A practical and efficient approach to imidazo[1,2- a]pyridine-fused isoquinolines through the post-GBB transformation strategy

Taofeng Shao; Zhiming Gong; Tianyi Su; Wei Hao; Chao Che

doi:10.3762/bjoc.13.82

A practical and efficient approach to imidazo[1,2- a]pyridine-fused isoquinolines through the post-GBB transformation strategy

Beilstein J Org Chem. 2017 May 4:13:817-824. doi: 10.3762/bjoc.13.82. eCollection 2017.

Authors

Taofeng Shao¹, Zhiming Gong¹, Tianyi Su¹, Wei Hao¹, Chao Che¹

Affiliation

¹ Laboratory of Chemical Genomics, Engineering Laboratory for Chiral Drug Synthesis, School of Chemical Biology and Biotechnology, Peking University Shenzhen Graduate School, Shenzhen 518055, China.

Abstract

Diversity-oriented synthesis of the biologically intriguing imidazo[1,2-a]pyridine-fused isoquinoline systems from readily available starting materials was achieved through the Groebke-Blackburn-Bienaymé reaction followed by a gold-catalyzed cyclization strategy.
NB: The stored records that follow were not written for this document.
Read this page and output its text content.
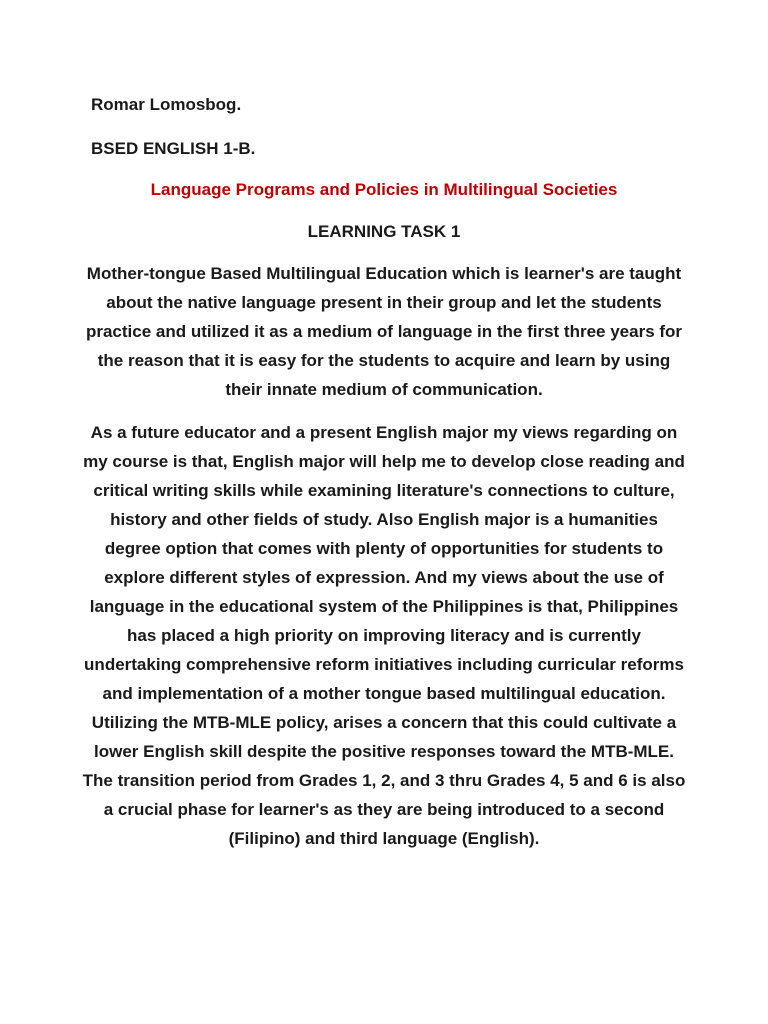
Romar Lomosbog.

BSED ENGLISH 1-B.

Language Programs and Policies in Multilingual Societies

LEARNING TASK 1

Mother-tongue Based Multilingual Education which is learner's are taught about the native language present in their group and let the students practice and utilized it as a medium of language in the first three years for the reason that it is easy for the students to acquire and learn by using their innate medium of communication.

As a future educator and a present English major my views regarding on my course is that, English major will help me to develop close reading and critical writing skills while examining literature's connections to culture, history and other fields of study. Also English major is a humanities degree option that comes with plenty of opportunities for students to explore different styles of expression. And my views about the use of language in the educational system of the Philippines is that, Philippines has placed a high priority on improving literacy and is currently undertaking comprehensive reform initiatives including curricular reforms and implementation of a mother tongue based multilingual education. Utilizing the MTB-MLE policy, arises a concern that this could cultivate a lower English skill despite the positive responses toward the MTB-MLE. The transition period from Grades 1, 2, and 3 thru Grades 4, 5 and 6 is also a crucial phase for learner's as they are being introduced to a second (Filipino) and third language (English).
The synthetic approach is characterized by mild reaction conditions and a broad substrate scope, allowing for the rapid construction of structurally complex and diverse heterocycles in moderate to good yields.

Keywords: Groebke–Blackburn–Bienaymé reaction; Ugi reaction; imidazo[1,2-a]pyridines; isoquinolines; multicomponent reaction.